Jetzt ist es wieder einmal an uns, die Zukunft beherzt anzupacken. Dazu braucht es wieder Zuversicht und Mut. Aber manchmal beschleicht mich das Gefühl, dass uns ebendieser Pioniergeist unserer Vorfahren etwas abhandengekommen ist. Wir diskutieren in der Schweiz mit Verve über Nebenschauplätze, statt das grosse Ganze im Blick zu haben. All die notorischen Pessimisten, die stets den Warnfinger heben und noch zuwarten wollen: Auf sie scheinen wir gerne zu hören.

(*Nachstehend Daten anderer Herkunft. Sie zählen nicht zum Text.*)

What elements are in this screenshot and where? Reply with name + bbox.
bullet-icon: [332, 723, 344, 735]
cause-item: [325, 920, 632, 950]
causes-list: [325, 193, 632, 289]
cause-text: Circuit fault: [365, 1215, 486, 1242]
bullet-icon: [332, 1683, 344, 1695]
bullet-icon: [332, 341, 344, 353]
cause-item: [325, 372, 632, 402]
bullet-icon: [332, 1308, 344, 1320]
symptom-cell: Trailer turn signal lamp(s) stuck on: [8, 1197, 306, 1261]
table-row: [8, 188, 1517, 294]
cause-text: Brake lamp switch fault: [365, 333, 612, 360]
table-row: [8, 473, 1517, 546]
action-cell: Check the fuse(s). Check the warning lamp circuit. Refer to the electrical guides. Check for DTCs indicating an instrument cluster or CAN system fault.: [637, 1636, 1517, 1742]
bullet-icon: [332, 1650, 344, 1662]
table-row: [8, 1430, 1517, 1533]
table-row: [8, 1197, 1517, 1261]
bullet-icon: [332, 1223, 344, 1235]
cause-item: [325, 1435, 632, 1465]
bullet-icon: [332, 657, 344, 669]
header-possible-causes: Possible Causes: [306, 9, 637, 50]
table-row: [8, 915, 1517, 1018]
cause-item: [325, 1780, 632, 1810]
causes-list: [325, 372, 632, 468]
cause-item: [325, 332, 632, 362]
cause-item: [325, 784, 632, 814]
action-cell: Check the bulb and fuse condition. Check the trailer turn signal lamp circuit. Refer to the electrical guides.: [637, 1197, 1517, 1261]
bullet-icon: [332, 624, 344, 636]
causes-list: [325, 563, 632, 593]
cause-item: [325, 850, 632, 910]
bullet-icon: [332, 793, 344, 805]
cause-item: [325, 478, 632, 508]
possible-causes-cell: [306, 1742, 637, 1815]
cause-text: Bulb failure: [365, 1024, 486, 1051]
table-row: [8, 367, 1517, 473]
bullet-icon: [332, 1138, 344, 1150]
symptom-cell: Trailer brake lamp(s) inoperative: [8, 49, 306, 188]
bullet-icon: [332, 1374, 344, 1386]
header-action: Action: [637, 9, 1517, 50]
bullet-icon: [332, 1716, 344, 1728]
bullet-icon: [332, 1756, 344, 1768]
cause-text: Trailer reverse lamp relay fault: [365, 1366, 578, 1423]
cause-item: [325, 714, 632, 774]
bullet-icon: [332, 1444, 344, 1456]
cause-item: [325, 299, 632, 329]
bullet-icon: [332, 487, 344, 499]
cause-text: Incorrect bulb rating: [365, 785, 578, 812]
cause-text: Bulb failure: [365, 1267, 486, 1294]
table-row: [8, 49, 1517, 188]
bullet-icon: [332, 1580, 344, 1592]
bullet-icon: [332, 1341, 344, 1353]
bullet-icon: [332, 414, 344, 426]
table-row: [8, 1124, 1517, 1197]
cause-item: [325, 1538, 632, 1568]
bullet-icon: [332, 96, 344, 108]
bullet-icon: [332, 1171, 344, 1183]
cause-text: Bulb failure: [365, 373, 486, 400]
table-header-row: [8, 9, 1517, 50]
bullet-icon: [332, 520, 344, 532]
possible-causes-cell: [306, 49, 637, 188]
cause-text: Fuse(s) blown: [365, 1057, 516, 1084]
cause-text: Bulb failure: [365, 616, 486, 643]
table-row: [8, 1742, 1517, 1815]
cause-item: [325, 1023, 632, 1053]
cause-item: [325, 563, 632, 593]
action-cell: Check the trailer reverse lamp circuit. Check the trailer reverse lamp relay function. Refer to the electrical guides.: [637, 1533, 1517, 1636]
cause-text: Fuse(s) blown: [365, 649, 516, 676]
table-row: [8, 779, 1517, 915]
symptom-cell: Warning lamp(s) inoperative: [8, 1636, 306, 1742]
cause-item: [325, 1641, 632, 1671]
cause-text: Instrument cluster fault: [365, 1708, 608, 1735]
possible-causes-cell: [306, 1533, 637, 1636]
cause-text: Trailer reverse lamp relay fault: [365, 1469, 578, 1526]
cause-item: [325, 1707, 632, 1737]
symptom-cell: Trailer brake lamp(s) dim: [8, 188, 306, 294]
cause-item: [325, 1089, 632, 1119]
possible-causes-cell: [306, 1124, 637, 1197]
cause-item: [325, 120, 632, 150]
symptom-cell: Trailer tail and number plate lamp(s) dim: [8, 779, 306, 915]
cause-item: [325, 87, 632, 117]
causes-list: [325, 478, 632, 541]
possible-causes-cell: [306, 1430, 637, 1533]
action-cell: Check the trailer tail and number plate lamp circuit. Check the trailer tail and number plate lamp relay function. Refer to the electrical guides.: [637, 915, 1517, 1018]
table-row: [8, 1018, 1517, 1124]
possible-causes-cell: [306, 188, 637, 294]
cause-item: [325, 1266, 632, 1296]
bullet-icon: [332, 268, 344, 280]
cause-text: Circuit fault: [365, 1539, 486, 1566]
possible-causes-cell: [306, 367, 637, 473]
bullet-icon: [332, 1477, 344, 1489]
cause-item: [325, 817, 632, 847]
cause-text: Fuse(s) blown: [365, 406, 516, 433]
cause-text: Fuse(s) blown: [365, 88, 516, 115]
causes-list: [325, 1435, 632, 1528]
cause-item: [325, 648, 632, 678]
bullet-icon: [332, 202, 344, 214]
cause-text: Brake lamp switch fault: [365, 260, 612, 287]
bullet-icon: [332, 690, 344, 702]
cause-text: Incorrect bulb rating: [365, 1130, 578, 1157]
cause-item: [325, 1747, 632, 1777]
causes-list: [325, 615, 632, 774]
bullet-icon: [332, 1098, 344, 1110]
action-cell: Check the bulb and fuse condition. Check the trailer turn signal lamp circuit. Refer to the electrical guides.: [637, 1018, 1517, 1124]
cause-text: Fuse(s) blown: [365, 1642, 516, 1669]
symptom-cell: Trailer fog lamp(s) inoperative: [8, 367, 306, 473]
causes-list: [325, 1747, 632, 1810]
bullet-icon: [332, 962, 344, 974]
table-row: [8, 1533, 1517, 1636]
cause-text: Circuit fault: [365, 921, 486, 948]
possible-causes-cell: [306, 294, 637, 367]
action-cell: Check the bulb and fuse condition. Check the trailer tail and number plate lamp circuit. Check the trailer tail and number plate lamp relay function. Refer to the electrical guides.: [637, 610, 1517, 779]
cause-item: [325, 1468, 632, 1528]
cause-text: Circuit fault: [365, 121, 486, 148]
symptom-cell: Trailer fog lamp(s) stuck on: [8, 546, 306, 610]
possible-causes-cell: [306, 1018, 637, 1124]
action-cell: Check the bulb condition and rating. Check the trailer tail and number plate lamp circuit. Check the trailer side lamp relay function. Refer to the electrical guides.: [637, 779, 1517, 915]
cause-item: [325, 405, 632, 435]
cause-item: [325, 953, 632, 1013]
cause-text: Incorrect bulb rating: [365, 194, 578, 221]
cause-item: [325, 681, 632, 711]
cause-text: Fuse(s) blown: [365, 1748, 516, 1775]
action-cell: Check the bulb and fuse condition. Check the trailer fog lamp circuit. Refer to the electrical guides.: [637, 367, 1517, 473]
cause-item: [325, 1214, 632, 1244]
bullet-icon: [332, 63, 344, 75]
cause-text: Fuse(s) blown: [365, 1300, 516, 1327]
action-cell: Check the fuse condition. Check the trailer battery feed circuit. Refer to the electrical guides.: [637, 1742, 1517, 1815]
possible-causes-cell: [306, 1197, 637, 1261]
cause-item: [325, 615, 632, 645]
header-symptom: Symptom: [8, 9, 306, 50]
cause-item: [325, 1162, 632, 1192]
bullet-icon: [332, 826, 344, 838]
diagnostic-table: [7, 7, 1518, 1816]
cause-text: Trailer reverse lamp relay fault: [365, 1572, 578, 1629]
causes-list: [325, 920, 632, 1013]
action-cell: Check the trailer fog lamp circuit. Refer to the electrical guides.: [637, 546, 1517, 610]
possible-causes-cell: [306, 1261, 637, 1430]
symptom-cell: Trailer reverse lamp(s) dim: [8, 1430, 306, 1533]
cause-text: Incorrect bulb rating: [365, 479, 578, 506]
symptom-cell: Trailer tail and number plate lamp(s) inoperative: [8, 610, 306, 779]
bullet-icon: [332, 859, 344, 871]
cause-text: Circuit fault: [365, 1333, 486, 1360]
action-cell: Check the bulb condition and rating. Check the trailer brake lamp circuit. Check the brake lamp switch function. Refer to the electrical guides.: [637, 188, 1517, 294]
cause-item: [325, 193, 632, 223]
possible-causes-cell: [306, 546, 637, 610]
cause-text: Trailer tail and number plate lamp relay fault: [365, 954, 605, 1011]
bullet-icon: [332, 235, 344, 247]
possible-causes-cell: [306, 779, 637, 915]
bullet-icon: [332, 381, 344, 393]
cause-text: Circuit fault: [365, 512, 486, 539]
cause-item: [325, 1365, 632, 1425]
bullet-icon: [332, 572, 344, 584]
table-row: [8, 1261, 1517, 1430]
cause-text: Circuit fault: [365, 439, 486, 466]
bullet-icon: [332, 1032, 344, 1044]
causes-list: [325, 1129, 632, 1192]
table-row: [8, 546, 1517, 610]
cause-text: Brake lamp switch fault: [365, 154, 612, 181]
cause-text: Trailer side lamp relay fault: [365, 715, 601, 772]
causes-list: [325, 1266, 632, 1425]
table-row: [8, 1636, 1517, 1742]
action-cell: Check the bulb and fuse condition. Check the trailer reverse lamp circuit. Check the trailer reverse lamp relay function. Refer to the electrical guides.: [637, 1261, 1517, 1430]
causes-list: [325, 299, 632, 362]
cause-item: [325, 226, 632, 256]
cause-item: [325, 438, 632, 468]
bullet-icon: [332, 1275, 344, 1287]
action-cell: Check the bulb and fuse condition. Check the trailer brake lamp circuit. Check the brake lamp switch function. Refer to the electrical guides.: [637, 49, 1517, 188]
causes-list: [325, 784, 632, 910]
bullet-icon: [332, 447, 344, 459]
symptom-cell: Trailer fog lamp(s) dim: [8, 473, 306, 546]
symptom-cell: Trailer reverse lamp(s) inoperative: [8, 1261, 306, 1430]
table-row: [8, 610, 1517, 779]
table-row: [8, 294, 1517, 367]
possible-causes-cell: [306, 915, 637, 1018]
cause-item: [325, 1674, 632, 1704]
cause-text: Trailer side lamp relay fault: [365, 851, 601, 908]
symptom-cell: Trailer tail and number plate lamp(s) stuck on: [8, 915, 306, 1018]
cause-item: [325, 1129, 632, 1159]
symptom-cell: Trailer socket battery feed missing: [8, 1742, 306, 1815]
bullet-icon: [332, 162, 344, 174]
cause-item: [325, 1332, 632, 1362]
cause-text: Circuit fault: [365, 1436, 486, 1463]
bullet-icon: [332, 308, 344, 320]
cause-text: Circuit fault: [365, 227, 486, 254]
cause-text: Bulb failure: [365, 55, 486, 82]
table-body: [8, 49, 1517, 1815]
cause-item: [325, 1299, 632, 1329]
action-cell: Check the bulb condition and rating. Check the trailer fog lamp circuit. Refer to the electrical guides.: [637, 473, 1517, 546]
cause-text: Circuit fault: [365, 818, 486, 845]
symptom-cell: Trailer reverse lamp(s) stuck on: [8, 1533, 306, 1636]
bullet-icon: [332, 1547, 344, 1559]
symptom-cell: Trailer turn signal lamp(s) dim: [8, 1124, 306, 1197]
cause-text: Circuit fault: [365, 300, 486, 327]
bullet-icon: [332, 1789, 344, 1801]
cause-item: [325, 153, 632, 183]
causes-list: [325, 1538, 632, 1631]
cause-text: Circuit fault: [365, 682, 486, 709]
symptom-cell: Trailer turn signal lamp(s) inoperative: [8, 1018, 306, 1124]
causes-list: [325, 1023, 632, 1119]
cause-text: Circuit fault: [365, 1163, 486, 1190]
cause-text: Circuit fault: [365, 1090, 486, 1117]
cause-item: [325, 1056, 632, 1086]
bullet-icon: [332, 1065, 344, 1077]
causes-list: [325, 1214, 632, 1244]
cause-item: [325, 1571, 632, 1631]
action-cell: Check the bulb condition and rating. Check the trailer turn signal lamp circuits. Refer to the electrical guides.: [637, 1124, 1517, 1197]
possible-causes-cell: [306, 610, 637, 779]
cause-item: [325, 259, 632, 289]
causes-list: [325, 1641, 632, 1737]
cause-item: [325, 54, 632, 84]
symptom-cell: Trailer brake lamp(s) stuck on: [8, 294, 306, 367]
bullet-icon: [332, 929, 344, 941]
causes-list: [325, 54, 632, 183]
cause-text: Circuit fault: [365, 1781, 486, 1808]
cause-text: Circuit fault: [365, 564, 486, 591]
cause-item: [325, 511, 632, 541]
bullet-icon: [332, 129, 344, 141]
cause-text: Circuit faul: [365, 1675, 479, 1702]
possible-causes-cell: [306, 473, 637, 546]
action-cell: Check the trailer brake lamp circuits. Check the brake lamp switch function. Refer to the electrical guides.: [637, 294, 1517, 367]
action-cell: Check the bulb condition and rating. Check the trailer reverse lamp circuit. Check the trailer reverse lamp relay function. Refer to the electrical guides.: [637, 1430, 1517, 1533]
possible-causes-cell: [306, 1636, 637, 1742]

Aber worauf warten wir? Wir können die aktuellen Herausforderungen nicht aussitzen. Während wir zögern und alles noch ein zweites oder ein drittes Mal abklären lassen, um uns abzusichern, werden wir von anderen Ländern überholt. Wenn ich mir die internationalen Rankings anschaue, dann ist die Schweiz zwar immer noch ganz vorne dabei – sei es in Ranglisten über den Wohlstand oder die Wettbewerbsfähigkeit, um nur zwei Beispiele zu nennen. Aber wir rutschen in diesen Rankings kontinuierlich nach hinten (Wohlstand Quelle: Legatum Institute, CH von Rang 3 auf Rang 5, Wettbewerbsfähigkeit Quelle: IMD Ranking, CH von Platz 1 auf Platz 2). In der Negativ-Rangliste der teuersten Städte der Welt holen wir dagegen auf: Erstmals belegen in diesem Jahr Zürich, Genf, Basel und Bern die Ränge 2 bis 5. Nur Hongkong ist noch teurer (Quelle: Mercer).
Diese Entwicklung macht mir Sorgen! Unser Wohlstand ist nicht selbstverständlich, sondern das Resultat von langer, harter Arbeit und vielen richtigen Entscheiden. Die Schweiz war immer die Heimat für Menschen, die gewillt waren, Verantwortung für sich und die Gemeinschaft zu übernehmen. Gegen innen, aber auch gegen aussen. Von Menschen, die ihr Schicksal selbstbewusst gestalten wollten. Die gewillt waren, mehr zu arbeiten und nicht in erster Linie dem Staat zuzurufen. Dieses Erfolgsmodell möchte ich bewahren und in die Zukunft tragen.
Deshalb: Wagen wir wieder etwas! Haben wir den Mut, zu sagen, was wir wollen – und was nicht. Wille ist etwas urschweizerisches. Wer einen Willen hat und diesen hartnäckig verfolgt, wird ihn auch durchsetzen können. Die Politik muss die richtigen Rahmenbedingungen setzen, damit alle, die wollen, in unserem Land erfolgreich sein können. Und dass für die Schwachen in unserer Gesellschaft gesorgt wird. Dafür stehen unsere liberalen Grundwerte. Es ist das Vertrauen in diese Grundwerte, die mich trotz all der Herausforderungen positiv nach vorne blicken lässt.
So bin ich mir sicher, dass wir es auch dieses Mal schaffen, gemeinsam die richtigen Massnahmen einzuleiten. Dass wir die grossen Themen anpacken – beispielsweise die Sicherheit der Schweiz, den Klimawandel, die Energiefrage oder die Sicherung unserer Sozialwerke. Für all diese Aufgaben braucht es Mut zur Veränderung und Offenheit. Diesen Mut wünsche ich unserem Land und damit uns allen.